Saya kemudian berpikir tentang survival. Menurut saya, kita semua manusia, berusaha sebaik-baiknya untuk bertahan hidup setiap harinya, dengan cara kita masing-masing. Disadari atau tidak, kita melakukannya. Saya rasa tidak ada orang yang benar-benar pemalas. Setiap hari, saya melihat orang-orang yang berjuang untuk bertahan hidup untuk dirinya, dan menopang hidup orang-orang yang disayanginya. Mereka berjuang dengan sapu mereka, gerobak makanan dan minuman mereka, gerobak peralatan rumah tangga dan mainan anak-anak, gerobak sampah, dengan kendaraan mereka seperti becak, motor, atau dengan tubuh mereka, berusaha membawa uang ketika kembali kerumah. 

Uang. Ketika segala hal yang nyata memerlukan uang. Ketika orang menilai orang lainnya berdasarkan uang yang dimilikinya, bukan dari kebaikan hatinya dan ketulusannya. Di dunia yang dominasi materialis ini manusia membutuhkan uang bagaikan oksigen.
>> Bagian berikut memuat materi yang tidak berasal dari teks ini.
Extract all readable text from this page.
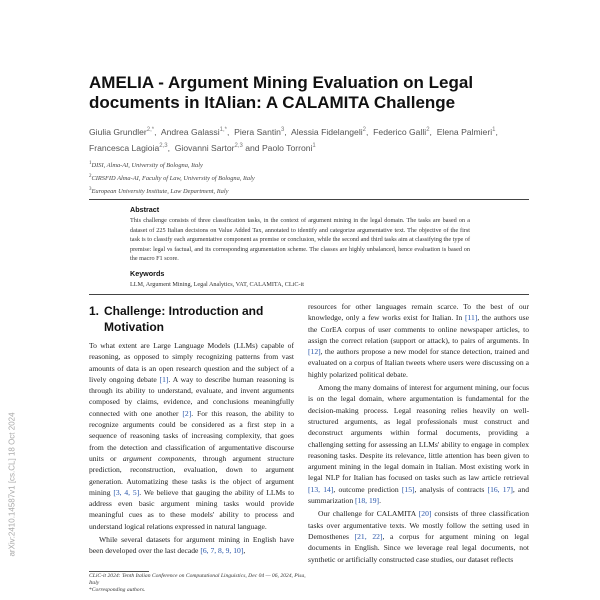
arXiv:2410.14587v1 [cs.CL] 18 Oct 2024
AMELIA - Argument Mining Evaluation on Legal documents in ItAlian: A CALAMITA Challenge
Giulia Grundler$^{2,*}$,  Andrea Galassi$^{1,*}$,  Piera Santin$^3$,  Alessia Fidelangeli$^2$,  Federico Galli$^2$,  Elena Palmieri$^1$,  Francesca Lagioia$^{2,3}$,  Giovanni Sartor$^{2,3}$ and Paolo Torroni$^1$
$^1$DISI, Alma-AI, University of Bologna, Italy
$^2$CIRSFID Alma-AI, Faculty of Law, University of Bologna, Italy
$^3$European University Institute, Law Department, Italy
Abstract

This challenge consists of three classification tasks, in the context of argument mining in the legal domain. The tasks are based on a dataset of 225 Italian decisions on Value Added Tax, annotated to identify and categorize argumentative text. The objective of the first task is to classify each argumentative component as premise or conclusion, while the second and third tasks aim at classifying the type of premise: legal vs factual, and its corresponding argumentation scheme. The classes are highly unbalanced, hence evaluation is based on the macro F1 score.

Keywords

LLM, Argument Mining, Legal Analytics, VAT, CALAMITA, CLiC-it

1. Challenge: Introduction and
Motivation

To what extent are Large Language Models (LLMs) capable of reasoning, as opposed to simply recognizing patterns from vast amounts of data is an open research question and the subject of a lively ongoing debate [1]. A way to describe human reasoning is through its ability to understand, evaluate, and invent arguments composed by claims, evidence, and conclusions meaningfully connected with one another [2]. For this reason, the ability to recognize arguments could be considered as a first step in a sequence of reasoning tasks of increasing complexity, that goes from the detection and classification of argumentative discourse units or argument components, through argument structure prediction, reconstruction, evaluation, down to argument generation. Automatizing these tasks is the object of argument mining [3, 4, 5]. We believe that gauging the ability of LLMs to address even basic argument mining tasks would provide meaningful cues as to these models' ability to process and understand logical relations expressed in natural language.

While several datasets for argument mining in English have been developed over the last decade [6, 7, 8, 9, 10],

resources for other languages remain scarce. To the best of our knowledge, only a few works exist for Italian. In [11], the authors use the CorEA corpus of user comments to online newspaper articles, to assign the correct relation (support or attack), to pairs of arguments. In [12], the authors propose a new model for stance detection, trained and evaluated on a corpus of Italian tweets where users were discussing on a highly polarized political debate.

Among the many domains of interest for argument mining, our focus is on the legal domain, where argumentation is fundamental for the decision-making process. Legal reasoning relies heavily on well-structured arguments, as legal professionals must construct and deconstruct arguments within formal documents, providing a challenging setting for assessing an LLMs' ability to engage in complex reasoning tasks. Despite its relevance, little attention has been given to argument mining in the legal domain in Italian. Most existing work in legal NLP for Italian has focused on tasks such as law article retrieval [13, 14], outcome prediction [15], analysis of contracts [16, 17], and summarization [18, 19].

Our challenge for CALAMITA [20] consists of three classification tasks over argumentative texts. We mostly follow the setting used in Demosthenes [21, 22], a corpus for argument mining on legal documents in English. Since we leverage real legal documents, not synthetic or artificially constructed case studies, our dataset reflects

CLiC-it 2024: Tenth Italian Conference on Computational Linguistics, Dec 04 — 06, 2024, Pisa, Italy
*Corresponding authors.
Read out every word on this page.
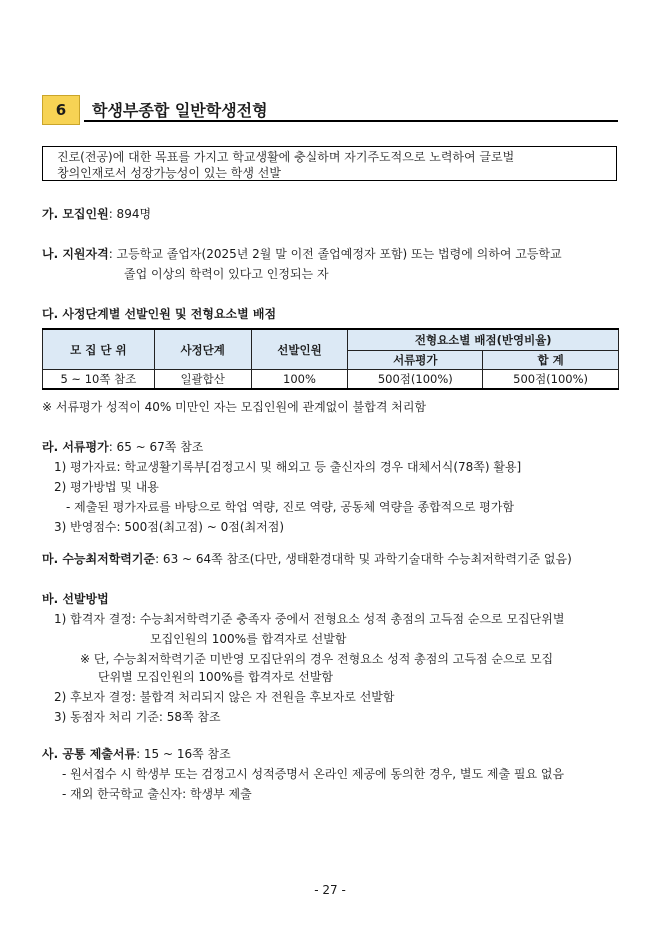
6	학생부종합 일반학생전형
진로(전공)에 대한 목표를 가지고 학교생활에 충실하며 자기주도적으로 노력하여 글로벌
창의인재로서 성장가능성이 있는 학생 선발
가. 모집인원: 894명
나. 지원자격: 고등학교 졸업자(2025년 2월 말 이전 졸업예정자 포함) 또는 법령에 의하여 고등학교
졸업 이상의 학력이 있다고 인정되는 자
다. 사정단계별 선발인원 및 전형요소별 배점
모 집 단 위	사정단계	선발인원	전형요소별 배점(반영비율)	
			서류평가	합 계
5 ~ 10쪽 참조	일괄합산	100%	500점(100%)	500점(100%)
※ 서류평가 성적이 40% 미만인 자는 모집인원에 관계없이 불합격 처리함
라. 서류평가: 65 ~ 67쪽 참조
1) 평가자료: 학교생활기록부[검정고시 및 해외고 등 출신자의 경우 대체서식(78쪽) 활용]
2) 평가방법 및 내용
- 제출된 평가자료를 바탕으로 학업 역량, 진로 역량, 공동체 역량을 종합적으로 평가함
3) 반영점수: 500점(최고점) ~ 0점(최저점)
마. 수능최저학력기준: 63 ~ 64쪽 참조(다만, 생태환경대학 및 과학기술대학 수능최저학력기준 없음)
바. 선발방법
1) 합격자 결정: 수능최저학력기준 충족자 중에서 전형요소 성적 총점의 고득점 순으로 모집단위별
모집인원의 100%를 합격자로 선발함
※ 단, 수능최저학력기준 미반영 모집단위의 경우 전형요소 성적 총점의 고득점 순으로 모집
단위별 모집인원의 100%를 합격자로 선발함
2) 후보자 결정: 불합격 처리되지 않은 자 전원을 후보자로 선발함
3) 동점자 처리 기준: 58쪽 참조
사. 공통 제출서류: 15 ~ 16쪽 참조
- 원서접수 시 학생부 또는 검정고시 성적증명서 온라인 제공에 동의한 경우, 별도 제출 필요 없음
- 재외 한국학교 출신자: 학생부 제출
- 27 -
Semua melakukan dengan cara masing-masing untuk mendapatkannya. Saya tidak bisa menyebut para pengemis itu pemalas. Mereka mungkin hanya mampu melakukan hal itu untuk mencari uang, memiliki pikiran dan kemampuan terbatas. Orang-orang itu dengan hal yang dapat mereka andalkan, dengan sapu, gerobak, kendaraan, dan tubuh mereka, bukan melakukan hal itu karena senang melakukannya. Tidak ada yang senang melakukannya, saya rasa, mereka juga tahu bahwa ada begitu banyak pekerjaan yang lebih tinggi dan lebih ‘wah’ daripada yang mereka kerjakan. Tapi mereka harus melakukannya. Mereka mungkin tidak mampu mendapatkan pendidikan untuk menjadi pengacara, otak brilian untuk menjadi ilmuwan, atau penampilan indah untuk menjadi model. 
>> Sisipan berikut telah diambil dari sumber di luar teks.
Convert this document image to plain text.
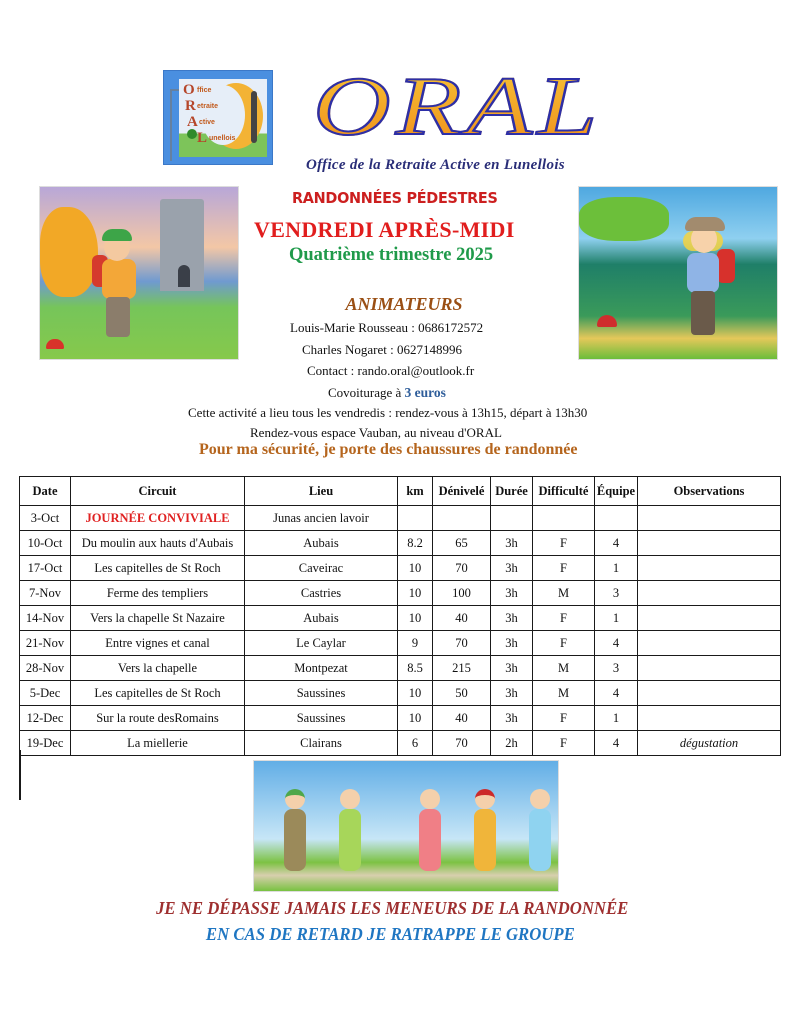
O ffice
R etraite
A ctive
L unellois ORAL
Office de la Retraite Active en Lunellois
RANDONNÉES PÉDESTRES
VENDREDI APRÈS-MIDI
Quatrième trimestre 2025
ANIMATEURS
Louis-Marie Rousseau : 0686172572
Charles Nogaret : 0627148996
Contact : rando.oral@outlook.fr
Covoiturage à 3 euros
Cette activité a lieu tous les vendredis : rendez-vous à 13h15, départ à 13h30
Rendez-vous espace Vauban, au niveau d'ORAL
Pour ma sécurité, je porte des chaussures de randonnée
Date	Circuit	Lieu	km	Dénivelé	Durée	Difficulté	Équipe	Observations
3-Oct	JOURNÉE CONVIVIALE	Junas ancien lavoir						
10-Oct	Du moulin aux hauts d'Aubais	Aubais	8.2	65	3h	F	4	
17-Oct	Les capitelles de St Roch	Caveirac	10	70	3h	F	1	
7-Nov	Ferme des templiers	Castries	10	100	3h	M	3	
14-Nov	Vers la chapelle St Nazaire	Aubais	10	40	3h	F	1	
21-Nov	Entre vignes et canal	Le Caylar	9	70	3h	F	4	
28-Nov	Vers la chapelle	Montpezat	8.5	215	3h	M	3	
5-Dec	Les capitelles de St Roch	Saussines	10	50	3h	M	4	
12-Dec	Sur la route desRomains	Saussines	10	40	3h	F	1	
19-Dec	La miellerie	Clairans	6	70	2h	F	4	dégustation
JE NE DÉPASSE JAMAIS LES MENEURS DE LA RANDONNÉE
EN CAS DE RETARD JE RATRAPPE LE GROUPE
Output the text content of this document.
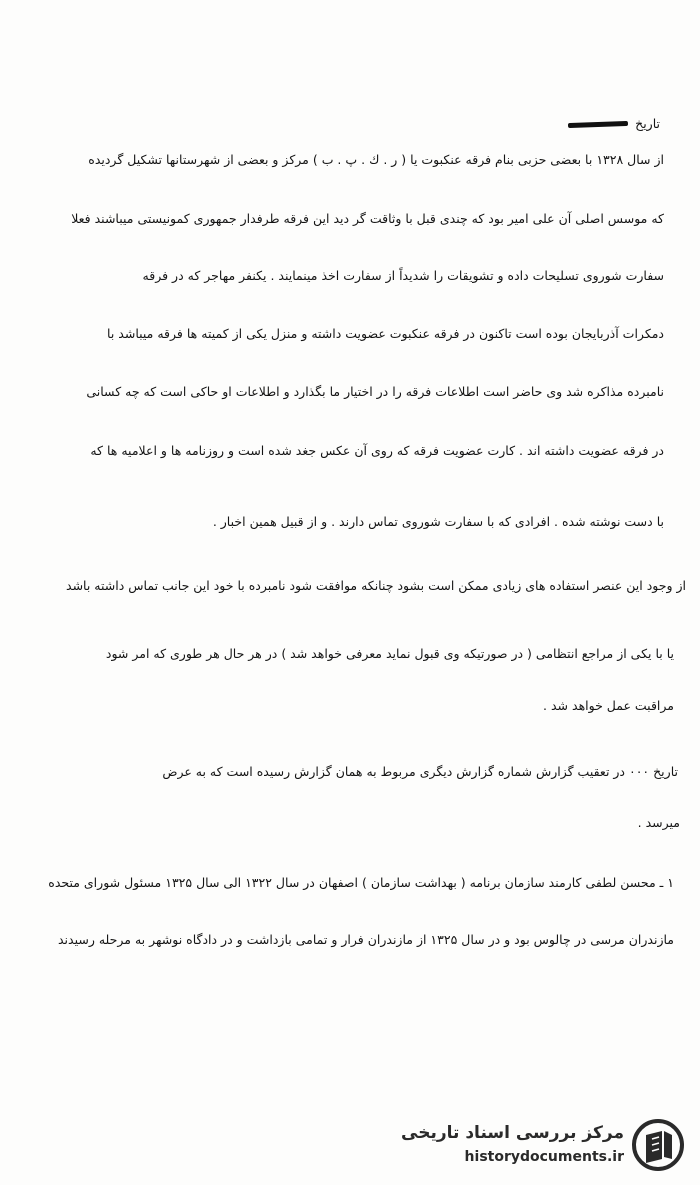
تاریخ
از سال ۱۳۲۸ با بعضی حزبی بنام فرقه عنکبوت یا ( ر . ك . پ . ب ) مرکز و بعضی از شهرستانها تشکیل گردیده
که موسس اصلی آن علی امیر بود که چندی قبل با وثاقت گر دید این فرقه طرفدار جمهوری کمونیستی میباشند فعلا
سفارت شوروی تسلیحات داده و تشویقات را شدیداً از سفارت اخذ مینمایند . یکنفر مهاجر که در فرقه
دمکرات آذربایجان بوده است تاکنون در فرقه عنکبوت عضویت داشته و منزل یکی از کمیته ها فرقه میباشد با
نامبرده مذاکره شد وی حاضر است اطلاعات فرقه را در اختیار ما بگذارد و اطلاعات او حاکی است که چه کسانی
در فرقه عضویت داشته اند . کارت عضویت فرقه که روی آن عکس جغد شده است و روزنامه ها و اعلامیه ها که
با دست نوشته شده . افرادی که با سفارت شوروی تماس دارند . و از قبیل همین اخبار .
از وجود این عنصر استفاده های زیادی ممکن است بشود چنانکه موافقت شود نامبرده با خود این جانب تماس داشته باشد
یا با یکی از مراجع انتظامی ( در صورتیکه وی قبول نماید معرفی خواهد شد ) در هر حال هر طوری که امر شود
مراقبت عمل خواهد شد .
تاریخ ۰۰۰ در تعقیب گزارش شماره گزارش دیگری مربوط به همان گزارش رسیده است که به عرض
میرسد .
۱ ـ محسن لطفی کارمند سازمان برنامه ( بهداشت سازمان ) اصفهان در سال ۱۳۲۲ الی سال ۱۳۲۵ مسئول شورای متحده
مازندران مرسی در چالوس بود و در سال ۱۳۲۵ از مازندران فرار و تمامی بازداشت و در دادگاه نوشهر به مرحله رسیدند
مرکز بررسی اسناد تاریخی
historydocuments.ir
Mereka hanya punya kapasitas tertentu. Itu yang mereka andalkan. Mereka ingin hidup. Mereka mengesampingkan kesenangan mereka, kebahagiaan mereka, harga diri mereka, ketika mereka membersihkan selokan, membersihkan kloset bekas orang habis buang air, atau bahkan sekedar berjalan mendorong gerobak mereka di jalanan yang penuh dengan mobil berAC dan orang yang nyaman didalamnya, orang yang melihat mereka, sementara mereka mengelap keringat karena panasnya sinar matahari dan terus melihat kedepan, mencoba tidak iri hati dengan kenyamanan yang orang lain dapatkan dan menjalani kehidupan mereka saja sebaik-baiknya.
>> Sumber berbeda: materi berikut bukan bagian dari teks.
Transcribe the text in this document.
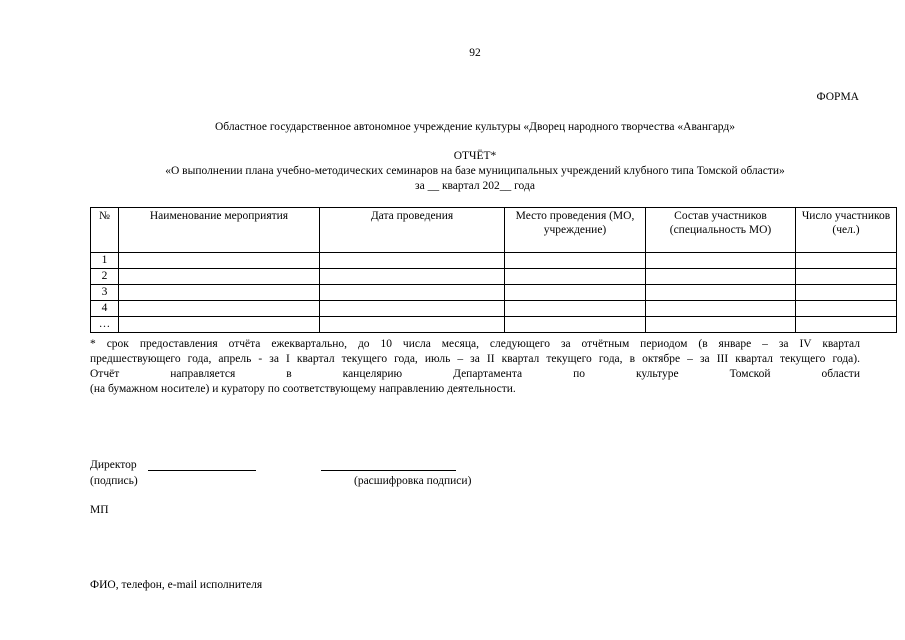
92
ФОРМА
Областное государственное автономное учреждение культуры «Дворец народного творчества «Авангард»
ОТЧЁТ*
«О выполнении плана учебно-методических семинаров на базе муниципальных учреждений клубного типа Томской области»
за __ квартал 202__ года
№	Наименование мероприятия	Дата проведения	Место проведения (МО, учреждение)	Состав участников (специальность МО)	Число участников (чел.)
1					
2					
3					
4					
…					

* срок предоставления отчёта ежеквартально, до 10 числа месяца, следующего за отчётным периодом (в январе – за IV квартал

предшествующего года, апрель - за I квартал текущего года, июль – за II квартал текущего года, в октябре – за III квартал текущего года).

Отчёт направляется в канцелярию Департамента по культуре Томской области

(на бумажном носителе) и куратору по соответствующему направлению деятельности.

Директор
(подпись)	(расшифровка подписи)
МП
ФИО, телефон, e-mail исполнителя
Setiap manusia berusaha, entah yang berbaju mewah atau yang berbaju lusuh. Saya tahu bahwa orang-orang di gedung tinggi dengan ruangan ber-AC juga berusaha untuk bertahan hidup. Hanya saja medan pertempurannya berbeda. Kompleksitas tersirat dan tersurat dengan senyum simpul, kedipan mata, perlombaan mana yang ‘TER’. Memamerkan bulu mereka dalam perjuangannya. Bahkan dari masih anak-anak pun, manusia berupaya untuk bertahan dari sesamanya, diantara yang memiliki orang tua kaya, yang memiliki penampilan rupawan, yang memiliki otak cerdas, sejak kecil manusia belajar untuk bertahan.

Hidup ini keras. Mati saya belum mengalaminya, atau lupa kalaupun pernah. (Hahaha, reinkarnasi?)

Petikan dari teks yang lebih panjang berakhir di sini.